X_train = X_train_shuffled[:n]
y_train = y_train_shuffled[:n]
X_val = X_train_shuffled[n:]
y_val = y_train_shuffled[n:]

print(X_train.shape, y_train.shape)
print(X_val.shape, y_val.shape)
print(X_test.shape, y_test.shape)

## Training

In [None]:
epochs = 100
lr = 3e-4

In [None]:
from torch.utils.data import DataLoader, TensorDataset

optim = torch.optim.AdamW(vit.parameters(), lr=lr)
train_dl = DataLoader(TensorDataset(X_train, y_train), batch_size=batch_size, shuffle=True)
val_dl = DataLoader(TensorDataset(X_val, y_val), batch_size=batch_size, shuffle=True)
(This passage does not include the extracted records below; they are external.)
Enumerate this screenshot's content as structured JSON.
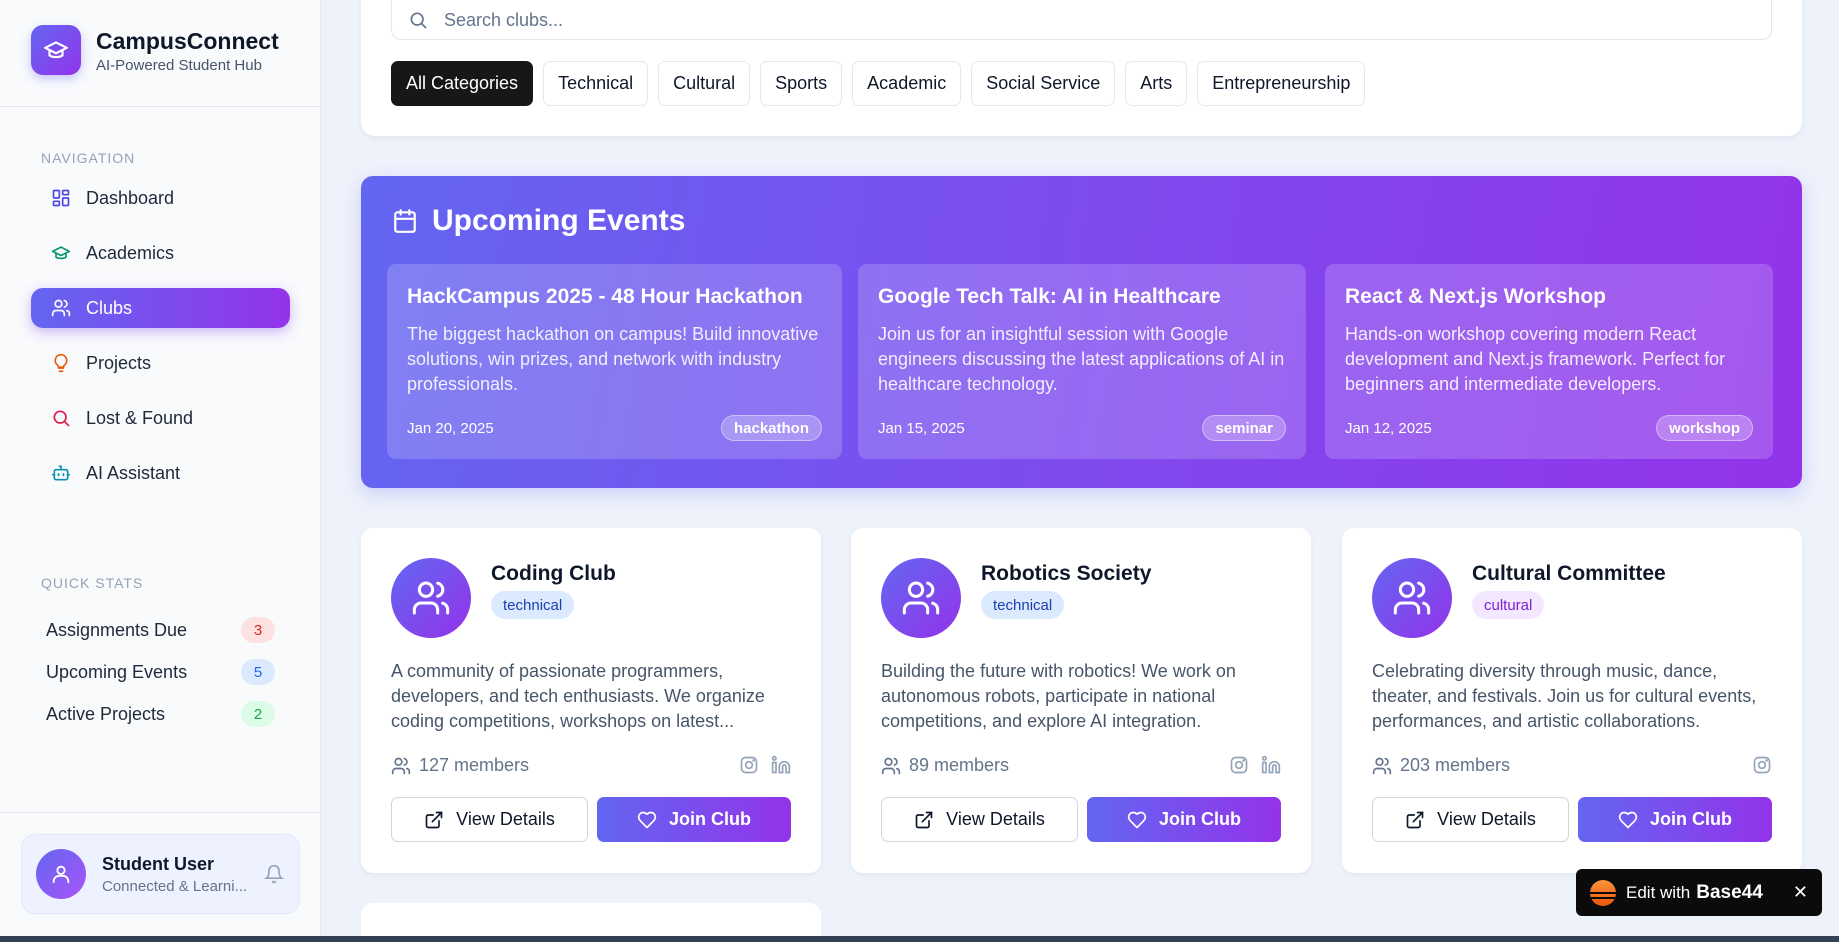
{
  "brand": {
    "name": "CampusConnect",
    "subtitle": "AI-Powered Student Hub"
  },
  "sidebar": {
    "nav_label": "NAVIGATION",
    "items": [
      {
        "label": "Dashboard",
        "icon": "layout-grid-icon",
        "active": false
      },
      {
        "label": "Academics",
        "icon": "graduation-cap-icon",
        "active": false
      },
      {
        "label": "Clubs",
        "icon": "users-icon",
        "active": true
      },
      {
        "label": "Projects",
        "icon": "lightbulb-icon",
        "active": false
      },
      {
        "label": "Lost & Found",
        "icon": "search-icon",
        "active": false
      },
      {
        "label": "AI Assistant",
        "icon": "bot-icon",
        "active": false
      }
    ],
    "stats_label": "QUICK STATS",
    "stats": [
      {
        "label": "Assignments Due",
        "value": "3",
        "color": "red"
      },
      {
        "label": "Upcoming Events",
        "value": "5",
        "color": "blue"
      },
      {
        "label": "Active Projects",
        "value": "2",
        "color": "green"
      }
    ],
    "user": {
      "name": "Student User",
      "status": "Connected & Learni..."
    }
  },
  "search": {
    "placeholder": "Search clubs..."
  },
  "categories": [
    "All Categories",
    "Technical",
    "Cultural",
    "Sports",
    "Academic",
    "Social Service",
    "Arts",
    "Entrepreneurship"
  ],
  "events": {
    "title": "Upcoming Events",
    "items": [
      {
        "title": "HackCampus 2025 - 48 Hour Hackathon",
        "description": "The biggest hackathon on campus! Build innovative solutions, win prizes, and network with industry professionals.",
        "date": "Jan 20, 2025",
        "tag": "hackathon"
      },
      {
        "title": "Google Tech Talk: AI in Healthcare",
        "description": "Join us for an insightful session with Google engineers discussing the latest applications of AI in healthcare technology.",
        "date": "Jan 15, 2025",
        "tag": "seminar"
      },
      {
        "title": "React & Next.js Workshop",
        "description": "Hands-on workshop covering modern React development and Next.js framework. Perfect for beginners and intermediate developers.",
        "date": "Jan 12, 2025",
        "tag": "workshop"
      }
    ]
  },
  "clubs": [
    {
      "name": "Coding Club",
      "category": "technical",
      "description": "A community of passionate programmers, developers, and tech enthusiasts. We organize coding competitions, workshops on latest...",
      "members": "127 members",
      "socials": [
        "instagram-icon",
        "linkedin-icon"
      ]
    },
    {
      "name": "Robotics Society",
      "category": "technical",
      "description": "Building the future with robotics! We work on autonomous robots, participate in national competitions, and explore AI integration.",
      "members": "89 members",
      "socials": [
        "instagram-icon",
        "linkedin-icon"
      ]
    },
    {
      "name": "Cultural Committee",
      "category": "cultural",
      "description": "Celebrating diversity through music, dance, theater, and festivals. Join us for cultural events, performances, and artistic collaborations.",
      "members": "203 members",
      "socials": [
        "instagram-icon"
      ]
    }
  ],
  "buttons": {
    "view": "View Details",
    "join": "Join Club"
  },
  "badge": {
    "text": "Edit with",
    "brand": "Base44"
  },
  "colors": {
    "accent_start": "#6366f1",
    "accent_end": "#9333ea"
  }
}
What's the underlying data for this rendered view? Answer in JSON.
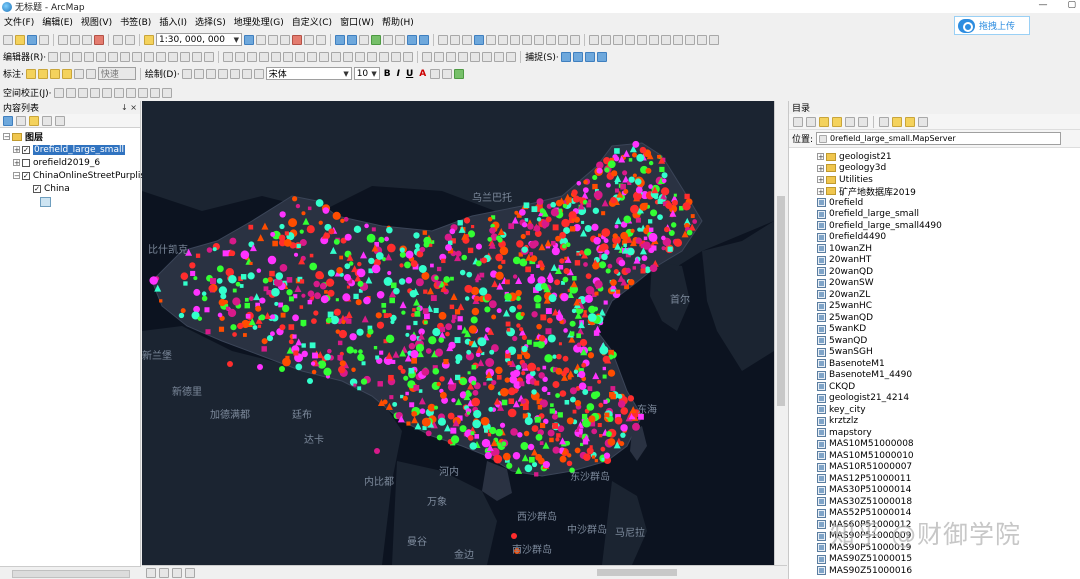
{
  "window": {
    "title": "无标题 - ArcMap",
    "controls": [
      "—",
      "▢"
    ]
  },
  "menu": {
    "items": [
      "文件(F)",
      "编辑(E)",
      "视图(V)",
      "书签(B)",
      "插入(I)",
      "选择(S)",
      "地理处理(G)",
      "自定义(C)",
      "窗口(W)",
      "帮助(H)"
    ]
  },
  "upload_button": {
    "label": "拖拽上传"
  },
  "toolbar1": {
    "scale": "1:30, 000, 000"
  },
  "toolbar2": {
    "editor_label": "编辑器(R)·",
    "snapping_label": "捕捉(S)·"
  },
  "toolbar3": {
    "label_label": "标注·",
    "quick_label": "快速",
    "draw_label": "绘制(D)·",
    "font_name": "宋体",
    "font_size": "10",
    "bold": "B",
    "italic": "I",
    "underline": "U",
    "font_color": "A"
  },
  "toolbar4": {
    "spatial_adjust_label": "空间校正(J)·"
  },
  "toc": {
    "title": "内容列表",
    "pin": "↓ ×",
    "root": "图层",
    "layers": [
      {
        "name": "0refield_large_small",
        "checked": true,
        "selected": true
      },
      {
        "name": "orefield2019_6",
        "checked": false,
        "selected": false
      },
      {
        "name": "ChinaOnlineStreetPurplis",
        "checked": true,
        "selected": false
      }
    ],
    "sublayer": "China"
  },
  "map": {
    "labels": [
      {
        "text": "乌兰巴托"
      },
      {
        "text": "比什凯克"
      },
      {
        "text": "首尔"
      },
      {
        "text": "新兰堡"
      },
      {
        "text": "新德里"
      },
      {
        "text": "加德满都"
      },
      {
        "text": "廷布"
      },
      {
        "text": "达卡"
      },
      {
        "text": "内比都"
      },
      {
        "text": "河内"
      },
      {
        "text": "万象"
      },
      {
        "text": "东海"
      },
      {
        "text": "马尼拉"
      },
      {
        "text": "曼谷"
      },
      {
        "text": "金边"
      },
      {
        "text": "东沙群岛"
      },
      {
        "text": "西沙群岛"
      },
      {
        "text": "中沙群岛"
      },
      {
        "text": "南沙群岛"
      }
    ]
  },
  "catalog": {
    "title": "目录",
    "location_label": "位置:",
    "location_value": "0refield_large_small.MapServer",
    "folders": [
      "geologist21",
      "geology3d",
      "Utilities",
      "矿产地数据库2019"
    ],
    "services": [
      "0refield",
      "0refield_large_small",
      "0refield_large_small4490",
      "0refield4490",
      "10wanZH",
      "20wanHT",
      "20wanQD",
      "20wanSW",
      "20wanZL",
      "25wanHC",
      "25wanQD",
      "5wanKD",
      "5wanQD",
      "5wanSGH",
      "BasenoteM1",
      "BasenoteM1_4490",
      "CKQD",
      "geologist21_4214",
      "key_city",
      "krztzlz",
      "mapstory",
      "MAS10M51000008",
      "MAS10M51000010",
      "MAS10R51000007",
      "MAS12P51000011",
      "MAS30P51000014",
      "MAS30Z51000018",
      "MAS52P51000014",
      "MAS60P51000012",
      "MAS90P51000009",
      "MAS90P51000019",
      "MAS90Z51000015",
      "MAS90Z51000016"
    ]
  },
  "watermark": "知乎 @财御学院",
  "colors": {
    "map_bg": "#0c1320",
    "land": "#1d2634",
    "china_fill": "#2a3242",
    "points": [
      "#ff2d2d",
      "#ff33ff",
      "#33ff33",
      "#33ffcc",
      "#d81a8a",
      "#ff4d00"
    ]
  }
}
train_steps = len(train_dl)

In [None]:
def accuracy(logits, target) -> float:
    with torch.no_grad():
        return (F.softmax(logits, dim=-1).argmax(-1) == target).float().mean().item()

In [None]:
ckpt_interval = 25

for e in range(1, epochs + 1):

    # training
    vit.train()
    train_loss = train_accuracy = 0.0
    for step, batch in enumerate(train_dl):
        print(f"step {step}/{train_steps}", end="\r")
        X = batch[0].to(device)
        y = batch[1].to(device)

        logits = vit(X)
        loss = F.cross_entropy(logits, y)
        train_loss += loss.item()
        train_accuracy += accuracy(logits, y)

        loss.backward()
        optim.step()
        optim.zero_grad()

    train_loss /= len(train_dl)
    train_accuracy /= len(train_dl)

    # validation
    vit.eval()
    val_loss = val_accuracy = 0.0
    with torch.no_grad():
        for batch in val_dl:
            X = batch[0].to(device)
            y = batch[1].to(device)
            logits = vit(X)
            val_loss += F.cross_entropy(logits, y).item()
            val_accuracy += accuracy(logits, y)

    val_loss /= len(val_dl)
    val_accuracy /= len(val_dl)

    # save checkpoints
    if e > 1 and e % ckpt_interval == 0:
        sd = {
            "model": vit.state_dict(),
            "optim": optim.state_dict(),
            "epoch" : e
        }
        torch.save(sd, f"vit_{e}.pt")

    print(f"epoch {e}/{epochs} | train_loss {train_loss:.4f} | train_acc {train_accuracy:.4f} | val_loss {val_loss:.4f} | val_acc {val_accuracy:.4f}")